Because of the large fluctuations in ocean levels caused by changing tides, currents, and winds, sea level fingerprints have been notoriously difficult to detect.
The work validates almost a century of sea level science.
Sea levels experience a bizarre and counterintuitive phenomenon as ice sheets melt.
It functions much like a seesaw. Ocean levels drop in the vicinity of where these glacial ice masses melt. They do, however, rise thousands of miles away. This is primarily caused by the lack of a gravitational pull toward the ice sheet, which causes the water to disperse. Since each glacier or ice sheet that is melting has a different effect on sea level, the patterns have come to be known as “sea level fingerprints.” Modern sea level science has been built around elements of the notion, which is at the heart of the understanding that global sea levels don’t increase uniformly. It has been around for more than a century. But the commonly accepted concept has long had a problem. Researchers have never definitely found a sea level fingerprint.
A team of scientists, including Harvard University geophysicist Jerry X. Mitrovica and Harvard alumna Sophie Coulson, think they have found the first. A new study that was recently published in the journal Science describes their findings. The findings validate over a century of sea level research and assist to strengthen confidence in models that anticipate future sea level rise.

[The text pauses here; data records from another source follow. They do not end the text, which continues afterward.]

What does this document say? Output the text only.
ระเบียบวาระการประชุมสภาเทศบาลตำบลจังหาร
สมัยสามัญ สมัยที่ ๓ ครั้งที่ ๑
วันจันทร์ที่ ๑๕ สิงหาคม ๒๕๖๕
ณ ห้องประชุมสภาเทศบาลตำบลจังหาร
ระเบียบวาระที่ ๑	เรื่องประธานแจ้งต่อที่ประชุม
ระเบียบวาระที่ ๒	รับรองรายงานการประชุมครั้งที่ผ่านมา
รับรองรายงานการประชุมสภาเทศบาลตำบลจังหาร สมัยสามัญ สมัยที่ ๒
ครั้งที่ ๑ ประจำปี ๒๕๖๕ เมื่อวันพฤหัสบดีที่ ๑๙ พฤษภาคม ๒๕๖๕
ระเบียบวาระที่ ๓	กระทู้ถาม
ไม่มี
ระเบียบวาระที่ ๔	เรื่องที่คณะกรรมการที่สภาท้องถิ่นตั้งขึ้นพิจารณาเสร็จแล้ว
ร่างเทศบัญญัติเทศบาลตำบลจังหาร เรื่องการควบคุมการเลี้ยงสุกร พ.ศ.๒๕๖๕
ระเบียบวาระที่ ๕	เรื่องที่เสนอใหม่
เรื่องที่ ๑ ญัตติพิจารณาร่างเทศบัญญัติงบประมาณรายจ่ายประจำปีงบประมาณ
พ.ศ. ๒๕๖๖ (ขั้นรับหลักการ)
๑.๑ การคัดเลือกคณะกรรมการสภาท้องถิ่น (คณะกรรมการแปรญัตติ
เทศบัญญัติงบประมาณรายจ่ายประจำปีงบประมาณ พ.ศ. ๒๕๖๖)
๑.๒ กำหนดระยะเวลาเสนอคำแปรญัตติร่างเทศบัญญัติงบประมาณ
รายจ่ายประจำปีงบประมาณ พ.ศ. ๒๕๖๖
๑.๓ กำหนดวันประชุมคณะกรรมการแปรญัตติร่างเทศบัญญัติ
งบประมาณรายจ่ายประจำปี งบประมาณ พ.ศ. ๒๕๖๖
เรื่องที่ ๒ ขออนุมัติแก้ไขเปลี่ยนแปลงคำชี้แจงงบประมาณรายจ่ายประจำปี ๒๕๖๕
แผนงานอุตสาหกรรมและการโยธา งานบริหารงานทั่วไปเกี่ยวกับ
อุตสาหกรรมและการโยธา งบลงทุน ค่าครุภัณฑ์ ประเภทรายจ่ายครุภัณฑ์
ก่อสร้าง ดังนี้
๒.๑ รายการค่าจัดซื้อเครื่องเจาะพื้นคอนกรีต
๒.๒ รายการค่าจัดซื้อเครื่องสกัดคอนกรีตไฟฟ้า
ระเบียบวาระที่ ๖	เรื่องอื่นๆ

“Ocean level projections, urban and coastal planning — all of it — has been built on the idea of fingerprints,” said Mitrovica, the Frank B. Baird Jr. Professor of Science in the Department of Earth and Planetary Sciences. “That’s why fingerprints are so important. They allow you to estimate what the geometry of the sea level changes is going to be like… so we now have much more confidence in how sea level changes are going to evolve…. If fingerprint physics wasn’t correct, then we’d have to rethink all modern sea level research.”
Sea level fingerprints have been notoriously difficult to detect because of the major fluctuations in ocean levels brought on by changing tides, currents, and winds. What makes it such a conundrum is that researchers are trying to detect millimeter-level motions of the water and link them to melting glaciers thousands of miles away.
Mitrovica compared the search to the one for the subatomic particle the Higgs Boson.
“Almost all physicists thought that the Higgs existed, but it was nevertheless a transformative accomplishment when it was firmly detected,” Mitrovica said. “In sea level physics, almost everyone assumed that the fingerprints existed, but they had never been detected at a comparable level of confidence.”
The new study uses newly released satellite data from a European marine monitoring agency that captures over 30 years of observations in the vicinity of the Greenland Ice Sheet and much of the ocean close to the middle of Greenland to capture the seesaw in ocean levels from the fingerprint.
The satellite data caught the eye of Mitrovica and colleague David Sandwell of the Scripps Institute of Oceanography. Typically, satellite records from this region had only extended up to the southern tip of Greenland, but in this new release, the data reached ten degrees higher in latitude, allowing them to eyeball a potential hint of the seesaw caused by the fingerprint.
Mitrovica quickly turned to Coulson, a former Ph.D. student in Mitrovica’s lab and now a postdoctoral fellow at Los Alamos National Laboratory, to verify if this was truly the fingerprint signal sea level scientists had been chasing for decades.